UM FILME POLÊMICO POR NATUREZA
O apocalipse não chegou às telas dos cinemas na onda dos filmes-catástrofe, mas na forma de gemidos e muito zum zum bobo e hipócrita num mundo que sepultara o amor livre na amargura dos campos de batalha que pipocavam em todo o mundo da Guerra Fria. Mesmo com Elvis Presley, Woodstock e Maio de 1968, o homem dito moderno ainda não aprendera a lidar com o sexo, dimensão fundamental da vida social. Basta lembrar o auê despertado pelo lançamento de O Império dos Sentidos, em 1976 e exibido amanhã pelo Grupo 24 Quadros, dentro da mostra dedicada ao cinema de cunho erótico. Em texto assinado por Eduardo Pereira, um pouco da história de um trabalho considerado por uns um autêntico representante do pornô e por outros um filme que só se diferencia dos demais por empregar o sexo como recurso de expressão artística
Por Eduardo Pereira
Nagisa Oshima (1932-2013): um cineasta que ousou mais do que qualquer discurso hippie e despertou as reações típicas de uma sociedade fundada na hipocrisia moral
Em 1976, chegava aos cinemas de
todo o mundo o filme O Império dos Sentidos (Ai No Korîda, JPN/FRA), que se tornou
polêmico por empregar cenas reais de sexo. A ideia do longa, segundo o diretor
Nagisa Oshima, veio quando ele leu o manuscrito do livro Takashi Nagatsuka.
Escrito por Itoko Nakamura, o
livro descrevia a estória de um grande japonês durante a Dinastia Meiji, considerado
por alguns historiadores como um período negro para a sociedade japonesa.
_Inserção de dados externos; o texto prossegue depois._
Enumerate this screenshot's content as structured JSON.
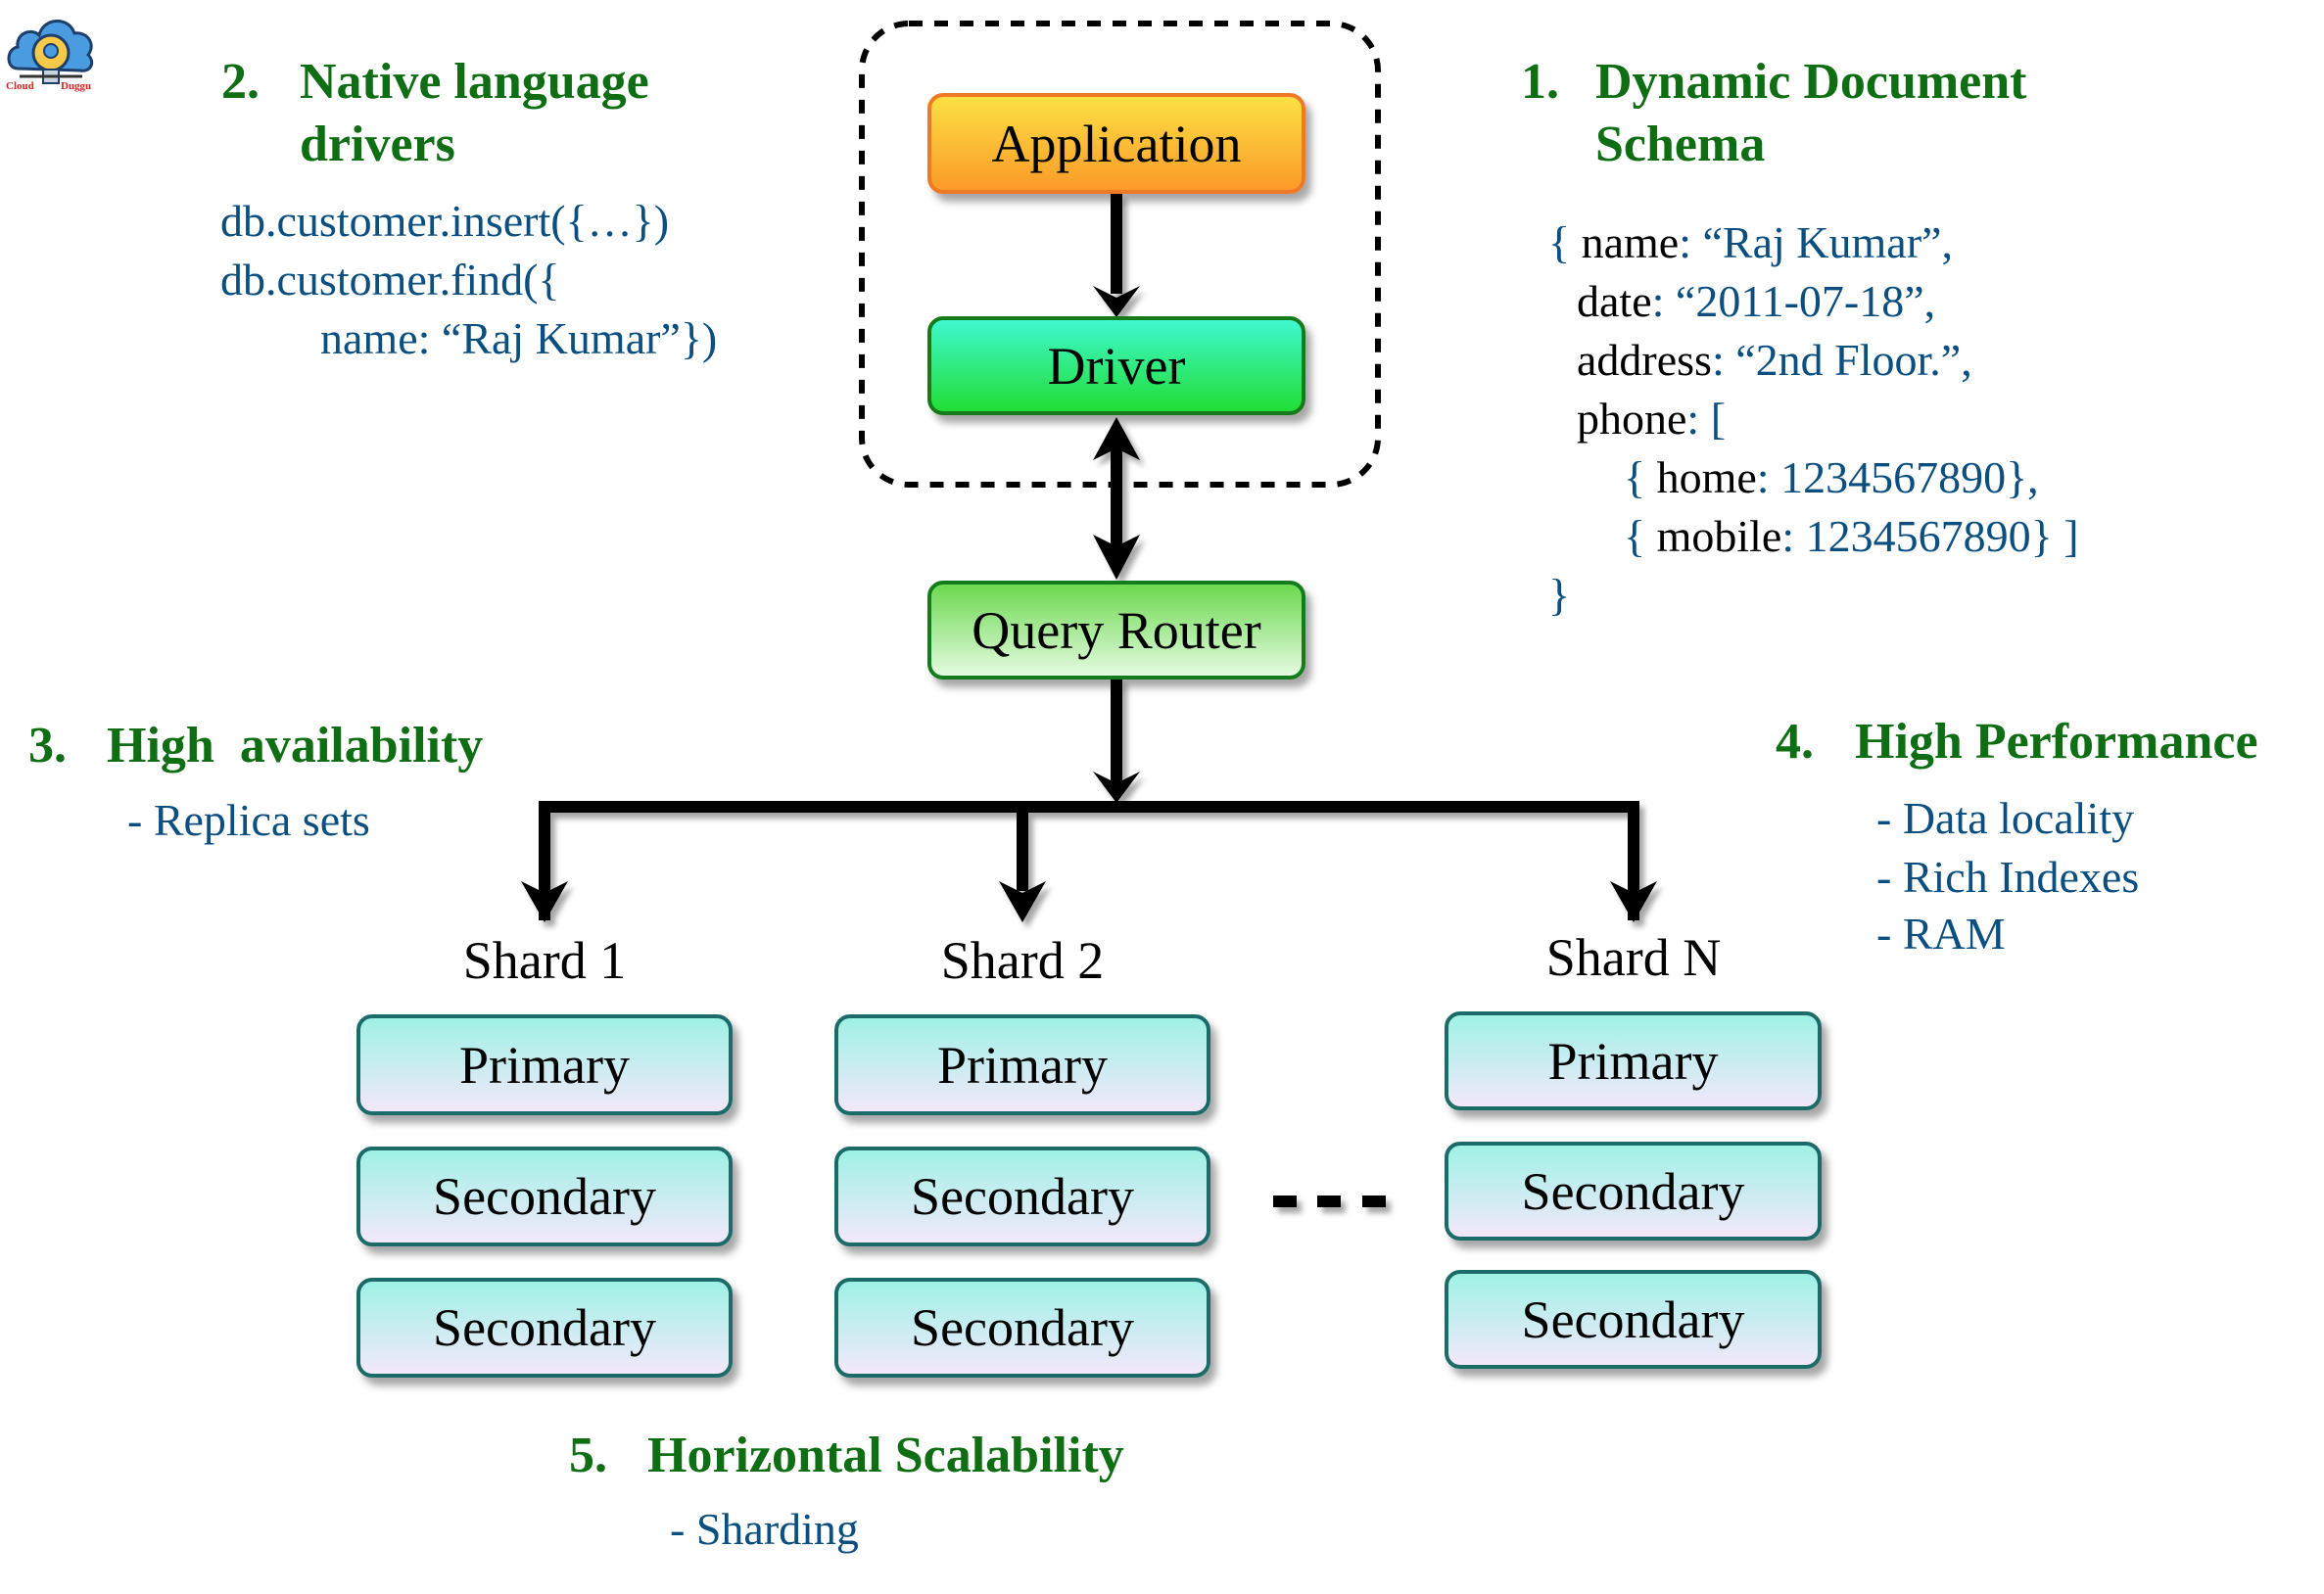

Oshima foi particularmente tocado pela estória de amor que perpassava três
gerações de uma mesma família.
Esse manuscrito teve importância
decisiva para a concepção do filme mais celebrado de Oshima, uma vez que o
diretor nipônico percebeu grandes semelhanças entre o que ele concebera e o
conteúdo do calhamaço que lhe caíra às mãos. Entretanto, mesmo preservando o
contexto político-social da obra de Nakamura, o amor romântico foi
transfigurado na relação entre um homem e uma mulher, tendo o sexo como
princípio de realização amorosa e existencial.
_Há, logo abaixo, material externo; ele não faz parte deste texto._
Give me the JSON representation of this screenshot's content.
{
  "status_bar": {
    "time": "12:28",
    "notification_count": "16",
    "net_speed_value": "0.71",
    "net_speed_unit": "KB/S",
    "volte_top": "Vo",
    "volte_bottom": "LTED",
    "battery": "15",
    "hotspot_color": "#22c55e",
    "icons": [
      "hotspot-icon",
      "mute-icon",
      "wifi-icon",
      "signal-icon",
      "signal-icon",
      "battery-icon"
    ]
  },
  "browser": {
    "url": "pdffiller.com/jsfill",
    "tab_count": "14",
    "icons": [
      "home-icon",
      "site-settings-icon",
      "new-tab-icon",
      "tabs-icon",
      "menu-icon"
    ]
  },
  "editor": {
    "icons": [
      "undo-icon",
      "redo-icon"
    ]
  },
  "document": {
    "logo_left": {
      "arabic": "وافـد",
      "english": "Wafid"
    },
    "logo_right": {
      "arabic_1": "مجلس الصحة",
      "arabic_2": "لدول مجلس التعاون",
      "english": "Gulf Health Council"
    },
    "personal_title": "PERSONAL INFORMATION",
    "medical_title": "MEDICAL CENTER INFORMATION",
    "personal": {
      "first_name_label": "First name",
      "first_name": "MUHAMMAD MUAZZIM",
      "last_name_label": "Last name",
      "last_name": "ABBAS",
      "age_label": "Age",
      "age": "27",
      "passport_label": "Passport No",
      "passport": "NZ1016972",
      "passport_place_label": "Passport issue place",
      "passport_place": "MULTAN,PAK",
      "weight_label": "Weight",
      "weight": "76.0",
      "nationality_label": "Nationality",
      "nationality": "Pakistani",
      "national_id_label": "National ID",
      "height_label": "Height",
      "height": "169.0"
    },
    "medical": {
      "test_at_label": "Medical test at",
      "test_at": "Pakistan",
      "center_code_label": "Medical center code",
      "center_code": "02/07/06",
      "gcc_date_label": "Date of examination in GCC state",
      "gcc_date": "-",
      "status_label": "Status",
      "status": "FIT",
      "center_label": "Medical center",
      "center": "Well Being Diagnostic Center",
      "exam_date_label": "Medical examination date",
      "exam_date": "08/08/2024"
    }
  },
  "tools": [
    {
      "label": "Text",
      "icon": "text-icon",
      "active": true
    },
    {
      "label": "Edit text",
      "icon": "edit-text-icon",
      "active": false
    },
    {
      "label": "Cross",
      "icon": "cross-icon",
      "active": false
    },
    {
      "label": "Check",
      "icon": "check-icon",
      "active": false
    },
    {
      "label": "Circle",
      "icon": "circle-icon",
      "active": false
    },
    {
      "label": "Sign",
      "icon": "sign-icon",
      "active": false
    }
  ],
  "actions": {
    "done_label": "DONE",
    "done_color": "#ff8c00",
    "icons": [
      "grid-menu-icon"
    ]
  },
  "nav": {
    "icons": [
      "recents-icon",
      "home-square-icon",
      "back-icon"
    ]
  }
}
Sequência de O IMPÉRIO DOS SENTIDOS (1976). A busca ao prazer levado as suas últimas consequências
Segundo Nagisa, o filme conta a
estória da realização de desejos sexuais entre um casal que aos poucos se transforma
numa relação obsessiva, finalizada na obtenção do prazer absoluto. A partir
desse mote, os expectadores são levados a testemunhar diversas cenas de sexo
real, o que daria maior autenticidade aos sentimentos mútuos entre as
personagens.
À época do seu lançamento, o
filme gerou duas vertentes de interpretação: a primeira considerava-o um
produto pornô que abusava do sexo sob o pretexto de ser um filme de arte
moderno. Já a segunda defendia que a película empregava o sexo como uma forma
de protesto contra a sociedade moralmente opressora japonesa. Tal polêmica
explica – mas não justifica – o título de “O filme mais erótico da história do
cinema” atribuído à O Império dos
Sentidos.
Em meio à tal barafunda, Nagisa
argumentou que o filme pretendia mostrar a obsessão sexual como algo
destrutivo. Isso não deixou o público menos perplexo e curioso em relação às
sequências envolvendo sexo real. Tanto que, no seu lançamento, no Festival de
Cannes, foram necessárias 13 sessões extras para atender à imensa demanda do
público. Nos Estados Unidos, cópias do filme destinadas ao Festival de Nova
York foram apreendidas com base em leis de cunho moralizante.
Passados quase 40 anos do seu
lançamento, a visão que podemos ter de O
Império dos Sentidos é que esta se tornou uma obra que se valeu do sexo
como elemento central para expor uma realidade que o cinema muitas vezes
escondia ou autocensurava. E Nagisa Oshima, com muito afinco e seriedade,
tratou o assunto sem pudor e nem censura, quebrando um tabu do cinema dito
sério e artístico de então.
O filme será exibido nessa sexta-feira, dia 14 de fevereiro, a partir das 18h30 min, na Vila das Artes. Haverá apresentação prévia do filme.